First of all, I'd start with adding a profiler to this script. I guess that bit is obvious. However, I am not sure how I should start comparing structure A with B. Would I put both queries (to different databases) in separate scripts, then call a profiler on both, and run both scripts a number of times and get a mean value and compare? Or would I run each query by both databases in the same script, almost at the same time?
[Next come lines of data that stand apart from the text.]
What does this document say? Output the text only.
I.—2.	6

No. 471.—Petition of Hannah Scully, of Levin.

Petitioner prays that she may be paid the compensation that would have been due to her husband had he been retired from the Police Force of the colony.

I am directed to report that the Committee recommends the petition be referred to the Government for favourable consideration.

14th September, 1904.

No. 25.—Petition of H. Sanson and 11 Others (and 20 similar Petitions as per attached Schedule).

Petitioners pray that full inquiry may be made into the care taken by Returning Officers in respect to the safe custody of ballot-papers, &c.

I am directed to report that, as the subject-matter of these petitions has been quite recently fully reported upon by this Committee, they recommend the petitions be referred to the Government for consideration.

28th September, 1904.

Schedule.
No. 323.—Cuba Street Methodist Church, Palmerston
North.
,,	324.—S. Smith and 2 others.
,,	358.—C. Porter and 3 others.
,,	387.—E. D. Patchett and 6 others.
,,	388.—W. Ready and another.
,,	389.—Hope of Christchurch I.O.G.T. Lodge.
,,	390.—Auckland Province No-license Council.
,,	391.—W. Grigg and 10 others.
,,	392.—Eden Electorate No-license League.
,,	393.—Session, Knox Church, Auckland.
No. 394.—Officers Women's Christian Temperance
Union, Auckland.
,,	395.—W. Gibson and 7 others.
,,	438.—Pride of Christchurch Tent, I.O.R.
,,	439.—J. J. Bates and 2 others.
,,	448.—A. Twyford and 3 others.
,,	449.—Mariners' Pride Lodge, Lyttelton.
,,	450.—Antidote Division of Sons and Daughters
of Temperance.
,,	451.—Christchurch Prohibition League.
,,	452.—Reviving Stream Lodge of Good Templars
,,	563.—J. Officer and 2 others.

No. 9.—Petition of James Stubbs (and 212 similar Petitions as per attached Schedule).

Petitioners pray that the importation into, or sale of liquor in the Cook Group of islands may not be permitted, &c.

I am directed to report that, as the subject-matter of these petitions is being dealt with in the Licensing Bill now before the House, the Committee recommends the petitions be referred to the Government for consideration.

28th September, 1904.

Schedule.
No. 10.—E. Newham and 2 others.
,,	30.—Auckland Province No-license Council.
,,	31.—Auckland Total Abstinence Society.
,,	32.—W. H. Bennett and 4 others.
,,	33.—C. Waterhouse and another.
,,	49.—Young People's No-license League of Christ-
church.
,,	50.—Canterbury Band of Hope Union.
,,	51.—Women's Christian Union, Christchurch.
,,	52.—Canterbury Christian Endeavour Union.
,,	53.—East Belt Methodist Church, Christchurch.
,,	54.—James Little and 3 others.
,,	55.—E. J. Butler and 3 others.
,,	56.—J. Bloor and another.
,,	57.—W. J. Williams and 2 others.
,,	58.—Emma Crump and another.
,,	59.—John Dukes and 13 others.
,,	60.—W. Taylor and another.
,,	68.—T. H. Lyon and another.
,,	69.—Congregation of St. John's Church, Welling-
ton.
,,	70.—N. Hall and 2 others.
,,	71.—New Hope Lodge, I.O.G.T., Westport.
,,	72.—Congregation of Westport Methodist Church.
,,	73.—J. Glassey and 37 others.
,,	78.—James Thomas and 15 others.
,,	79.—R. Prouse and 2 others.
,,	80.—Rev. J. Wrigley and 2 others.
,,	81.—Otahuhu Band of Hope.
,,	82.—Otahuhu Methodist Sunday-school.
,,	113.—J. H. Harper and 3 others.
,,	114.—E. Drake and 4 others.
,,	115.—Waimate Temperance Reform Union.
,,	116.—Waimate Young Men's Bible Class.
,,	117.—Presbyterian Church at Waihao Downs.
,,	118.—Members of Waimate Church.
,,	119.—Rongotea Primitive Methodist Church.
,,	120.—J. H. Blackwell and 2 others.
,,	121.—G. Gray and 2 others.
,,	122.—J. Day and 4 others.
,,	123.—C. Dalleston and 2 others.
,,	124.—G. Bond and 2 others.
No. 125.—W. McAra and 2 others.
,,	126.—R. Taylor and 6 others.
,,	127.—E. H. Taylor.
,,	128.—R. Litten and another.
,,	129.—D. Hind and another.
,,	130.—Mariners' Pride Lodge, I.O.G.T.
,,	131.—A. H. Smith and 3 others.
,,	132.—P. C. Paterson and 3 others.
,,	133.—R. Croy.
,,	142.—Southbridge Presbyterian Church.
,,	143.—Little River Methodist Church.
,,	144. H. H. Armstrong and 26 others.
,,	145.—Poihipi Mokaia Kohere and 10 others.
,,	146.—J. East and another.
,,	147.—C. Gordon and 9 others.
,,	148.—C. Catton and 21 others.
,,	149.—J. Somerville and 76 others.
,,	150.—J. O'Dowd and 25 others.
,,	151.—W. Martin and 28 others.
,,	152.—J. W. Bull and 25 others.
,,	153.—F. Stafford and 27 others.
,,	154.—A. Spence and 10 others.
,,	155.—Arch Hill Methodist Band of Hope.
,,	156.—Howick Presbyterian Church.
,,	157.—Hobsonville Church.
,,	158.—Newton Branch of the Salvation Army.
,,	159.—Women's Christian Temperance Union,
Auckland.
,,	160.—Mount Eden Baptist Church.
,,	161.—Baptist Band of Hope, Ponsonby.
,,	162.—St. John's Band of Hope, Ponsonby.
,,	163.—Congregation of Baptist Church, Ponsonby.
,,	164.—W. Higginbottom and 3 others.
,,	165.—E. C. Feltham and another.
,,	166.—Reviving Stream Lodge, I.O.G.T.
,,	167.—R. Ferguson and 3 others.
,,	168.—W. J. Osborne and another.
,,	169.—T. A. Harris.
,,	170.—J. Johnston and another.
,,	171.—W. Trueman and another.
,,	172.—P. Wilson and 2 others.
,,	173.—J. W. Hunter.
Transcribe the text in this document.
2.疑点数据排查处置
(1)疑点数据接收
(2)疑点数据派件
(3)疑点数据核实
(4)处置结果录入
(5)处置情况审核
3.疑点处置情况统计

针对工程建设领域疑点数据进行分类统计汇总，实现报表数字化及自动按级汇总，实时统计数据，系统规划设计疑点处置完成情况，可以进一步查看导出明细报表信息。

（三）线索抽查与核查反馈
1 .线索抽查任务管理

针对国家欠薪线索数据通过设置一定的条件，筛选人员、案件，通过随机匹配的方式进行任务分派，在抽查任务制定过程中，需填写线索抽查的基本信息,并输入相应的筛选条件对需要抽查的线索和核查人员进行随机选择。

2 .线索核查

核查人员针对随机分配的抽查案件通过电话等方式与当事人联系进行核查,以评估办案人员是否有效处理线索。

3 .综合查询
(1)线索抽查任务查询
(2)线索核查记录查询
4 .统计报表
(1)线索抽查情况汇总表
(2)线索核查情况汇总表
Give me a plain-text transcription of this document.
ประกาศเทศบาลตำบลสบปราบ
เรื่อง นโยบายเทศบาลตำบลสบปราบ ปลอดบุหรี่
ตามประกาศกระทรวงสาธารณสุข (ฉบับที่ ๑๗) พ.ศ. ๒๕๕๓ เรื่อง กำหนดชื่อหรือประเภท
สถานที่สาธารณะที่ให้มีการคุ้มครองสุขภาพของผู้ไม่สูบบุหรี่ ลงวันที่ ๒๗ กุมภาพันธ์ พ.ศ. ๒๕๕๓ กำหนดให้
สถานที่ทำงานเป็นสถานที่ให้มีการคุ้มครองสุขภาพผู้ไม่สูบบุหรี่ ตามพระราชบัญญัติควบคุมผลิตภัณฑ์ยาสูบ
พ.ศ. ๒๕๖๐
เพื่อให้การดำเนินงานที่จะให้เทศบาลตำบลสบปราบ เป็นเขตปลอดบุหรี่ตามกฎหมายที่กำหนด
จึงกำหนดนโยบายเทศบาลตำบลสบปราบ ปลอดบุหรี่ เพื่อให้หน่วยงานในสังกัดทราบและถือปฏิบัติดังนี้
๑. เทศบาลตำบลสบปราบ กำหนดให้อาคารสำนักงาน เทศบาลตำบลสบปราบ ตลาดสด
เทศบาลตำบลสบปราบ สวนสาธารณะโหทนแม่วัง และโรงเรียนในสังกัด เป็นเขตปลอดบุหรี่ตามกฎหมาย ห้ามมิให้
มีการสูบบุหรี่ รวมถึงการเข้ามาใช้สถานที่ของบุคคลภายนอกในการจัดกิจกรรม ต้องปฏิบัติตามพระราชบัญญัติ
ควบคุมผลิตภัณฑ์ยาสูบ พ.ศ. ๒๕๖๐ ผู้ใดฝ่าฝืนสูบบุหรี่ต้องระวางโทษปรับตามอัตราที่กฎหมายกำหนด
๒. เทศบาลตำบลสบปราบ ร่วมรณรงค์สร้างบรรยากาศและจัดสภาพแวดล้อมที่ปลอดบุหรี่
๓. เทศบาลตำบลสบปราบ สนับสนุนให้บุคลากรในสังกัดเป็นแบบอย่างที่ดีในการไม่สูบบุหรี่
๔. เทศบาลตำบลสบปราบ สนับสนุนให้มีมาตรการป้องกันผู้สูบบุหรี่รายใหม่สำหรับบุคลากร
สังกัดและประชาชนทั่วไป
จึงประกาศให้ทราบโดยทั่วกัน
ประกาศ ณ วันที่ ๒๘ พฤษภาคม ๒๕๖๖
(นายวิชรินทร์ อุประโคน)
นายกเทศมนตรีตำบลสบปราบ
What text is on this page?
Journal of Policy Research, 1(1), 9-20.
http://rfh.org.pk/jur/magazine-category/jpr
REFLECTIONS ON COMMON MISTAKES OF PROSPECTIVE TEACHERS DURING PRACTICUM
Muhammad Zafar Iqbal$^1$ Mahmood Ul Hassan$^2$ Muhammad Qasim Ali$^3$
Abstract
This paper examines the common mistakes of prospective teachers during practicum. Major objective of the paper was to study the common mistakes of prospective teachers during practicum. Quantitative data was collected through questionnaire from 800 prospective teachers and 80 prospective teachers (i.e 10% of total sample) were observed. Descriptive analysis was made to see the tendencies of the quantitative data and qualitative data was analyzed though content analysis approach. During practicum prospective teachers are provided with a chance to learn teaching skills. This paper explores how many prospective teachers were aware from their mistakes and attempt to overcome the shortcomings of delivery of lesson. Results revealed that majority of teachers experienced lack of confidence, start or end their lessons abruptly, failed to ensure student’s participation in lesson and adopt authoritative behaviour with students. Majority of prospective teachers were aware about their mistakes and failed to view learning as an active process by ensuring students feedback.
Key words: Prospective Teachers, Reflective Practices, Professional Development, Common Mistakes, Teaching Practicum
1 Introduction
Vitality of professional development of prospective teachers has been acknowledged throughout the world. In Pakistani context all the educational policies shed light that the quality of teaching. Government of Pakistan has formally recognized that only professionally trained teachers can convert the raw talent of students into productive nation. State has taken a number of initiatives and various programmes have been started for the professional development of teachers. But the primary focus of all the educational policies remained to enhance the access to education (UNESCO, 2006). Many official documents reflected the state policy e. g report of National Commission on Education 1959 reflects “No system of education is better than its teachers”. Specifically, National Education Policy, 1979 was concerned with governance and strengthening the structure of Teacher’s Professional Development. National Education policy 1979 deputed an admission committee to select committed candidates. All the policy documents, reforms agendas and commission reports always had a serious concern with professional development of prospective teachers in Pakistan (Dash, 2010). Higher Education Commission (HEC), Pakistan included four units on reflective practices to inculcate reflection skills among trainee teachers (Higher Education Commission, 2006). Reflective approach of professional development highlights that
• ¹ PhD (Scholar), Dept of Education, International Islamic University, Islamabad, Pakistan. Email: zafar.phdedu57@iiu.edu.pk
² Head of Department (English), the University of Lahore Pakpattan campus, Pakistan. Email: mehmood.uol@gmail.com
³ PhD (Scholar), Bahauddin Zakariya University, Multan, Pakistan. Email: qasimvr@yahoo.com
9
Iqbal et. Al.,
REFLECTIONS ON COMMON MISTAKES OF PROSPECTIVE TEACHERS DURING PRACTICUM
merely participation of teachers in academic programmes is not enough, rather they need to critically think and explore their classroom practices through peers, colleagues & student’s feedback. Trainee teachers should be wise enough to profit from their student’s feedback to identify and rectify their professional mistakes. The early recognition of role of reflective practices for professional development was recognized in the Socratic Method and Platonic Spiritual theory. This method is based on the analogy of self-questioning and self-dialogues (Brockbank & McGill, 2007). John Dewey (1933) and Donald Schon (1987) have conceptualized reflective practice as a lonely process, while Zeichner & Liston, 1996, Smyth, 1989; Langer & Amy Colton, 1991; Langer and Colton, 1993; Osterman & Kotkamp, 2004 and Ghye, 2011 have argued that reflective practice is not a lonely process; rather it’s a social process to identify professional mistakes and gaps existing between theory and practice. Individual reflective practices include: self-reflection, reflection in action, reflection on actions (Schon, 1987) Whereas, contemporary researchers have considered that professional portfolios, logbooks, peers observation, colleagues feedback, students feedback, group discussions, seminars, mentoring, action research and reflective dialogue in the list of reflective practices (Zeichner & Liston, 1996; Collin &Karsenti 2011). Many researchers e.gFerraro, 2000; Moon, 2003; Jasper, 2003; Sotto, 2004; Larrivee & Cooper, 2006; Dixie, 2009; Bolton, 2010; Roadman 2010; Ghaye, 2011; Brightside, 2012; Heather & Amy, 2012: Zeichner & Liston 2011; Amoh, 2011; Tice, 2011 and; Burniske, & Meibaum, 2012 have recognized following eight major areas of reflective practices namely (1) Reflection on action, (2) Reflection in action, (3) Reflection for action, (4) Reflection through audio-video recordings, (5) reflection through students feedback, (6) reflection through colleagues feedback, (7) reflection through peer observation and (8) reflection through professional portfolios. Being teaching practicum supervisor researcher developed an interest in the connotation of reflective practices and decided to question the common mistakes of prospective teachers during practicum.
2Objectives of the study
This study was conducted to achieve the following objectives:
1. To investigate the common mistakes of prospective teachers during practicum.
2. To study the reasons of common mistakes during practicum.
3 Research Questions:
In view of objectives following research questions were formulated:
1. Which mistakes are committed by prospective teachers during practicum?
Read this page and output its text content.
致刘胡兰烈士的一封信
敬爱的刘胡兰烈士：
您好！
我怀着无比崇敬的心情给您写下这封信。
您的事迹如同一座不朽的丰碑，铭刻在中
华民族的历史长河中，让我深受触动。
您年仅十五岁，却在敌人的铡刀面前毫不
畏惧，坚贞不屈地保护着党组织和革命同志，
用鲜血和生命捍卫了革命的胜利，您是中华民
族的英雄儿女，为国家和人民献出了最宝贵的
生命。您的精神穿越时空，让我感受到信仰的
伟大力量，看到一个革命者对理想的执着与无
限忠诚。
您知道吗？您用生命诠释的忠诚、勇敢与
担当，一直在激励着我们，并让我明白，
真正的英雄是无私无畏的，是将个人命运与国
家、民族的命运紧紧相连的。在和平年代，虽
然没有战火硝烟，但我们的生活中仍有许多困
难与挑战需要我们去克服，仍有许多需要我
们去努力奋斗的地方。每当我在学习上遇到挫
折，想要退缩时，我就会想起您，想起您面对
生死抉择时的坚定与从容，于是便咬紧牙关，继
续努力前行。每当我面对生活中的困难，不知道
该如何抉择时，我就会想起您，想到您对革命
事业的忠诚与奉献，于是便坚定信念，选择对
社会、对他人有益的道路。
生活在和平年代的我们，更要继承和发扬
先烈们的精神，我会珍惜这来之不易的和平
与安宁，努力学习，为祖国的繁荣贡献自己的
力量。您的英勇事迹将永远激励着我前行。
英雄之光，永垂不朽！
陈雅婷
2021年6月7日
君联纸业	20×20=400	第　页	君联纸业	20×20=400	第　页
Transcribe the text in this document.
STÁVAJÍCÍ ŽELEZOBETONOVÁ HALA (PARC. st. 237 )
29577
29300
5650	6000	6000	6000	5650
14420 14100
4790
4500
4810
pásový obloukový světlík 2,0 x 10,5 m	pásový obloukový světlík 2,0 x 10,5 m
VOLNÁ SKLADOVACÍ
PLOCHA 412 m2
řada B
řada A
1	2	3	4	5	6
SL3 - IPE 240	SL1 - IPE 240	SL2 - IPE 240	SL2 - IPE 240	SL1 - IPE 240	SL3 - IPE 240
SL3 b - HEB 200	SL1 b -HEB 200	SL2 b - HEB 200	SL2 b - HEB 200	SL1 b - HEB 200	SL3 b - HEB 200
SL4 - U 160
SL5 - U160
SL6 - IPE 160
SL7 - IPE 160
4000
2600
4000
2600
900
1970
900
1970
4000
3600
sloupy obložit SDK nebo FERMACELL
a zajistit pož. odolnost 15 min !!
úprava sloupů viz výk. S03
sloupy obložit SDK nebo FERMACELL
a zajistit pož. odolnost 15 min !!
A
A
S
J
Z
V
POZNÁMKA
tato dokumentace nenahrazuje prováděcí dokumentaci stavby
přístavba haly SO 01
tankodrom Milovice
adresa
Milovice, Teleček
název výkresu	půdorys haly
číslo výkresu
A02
It is important to consider caching that is happening. Therefore I am not entirely sure what build-up for benchmarking of a database this huge is appropriate. First one script, then the other. Both at the same time. Alternating queries between the two. And so on. There are so many possibilities, but I wonder which would provide the best results. Also, I would repeat the process a couple of times. Would I repeat each query and then continue to the next, or finish all XPath files, and then repeat the whole process again?
(Reading the description of the benchmark-tag I am confident that this - albeit elaborate - post is suited for SO.)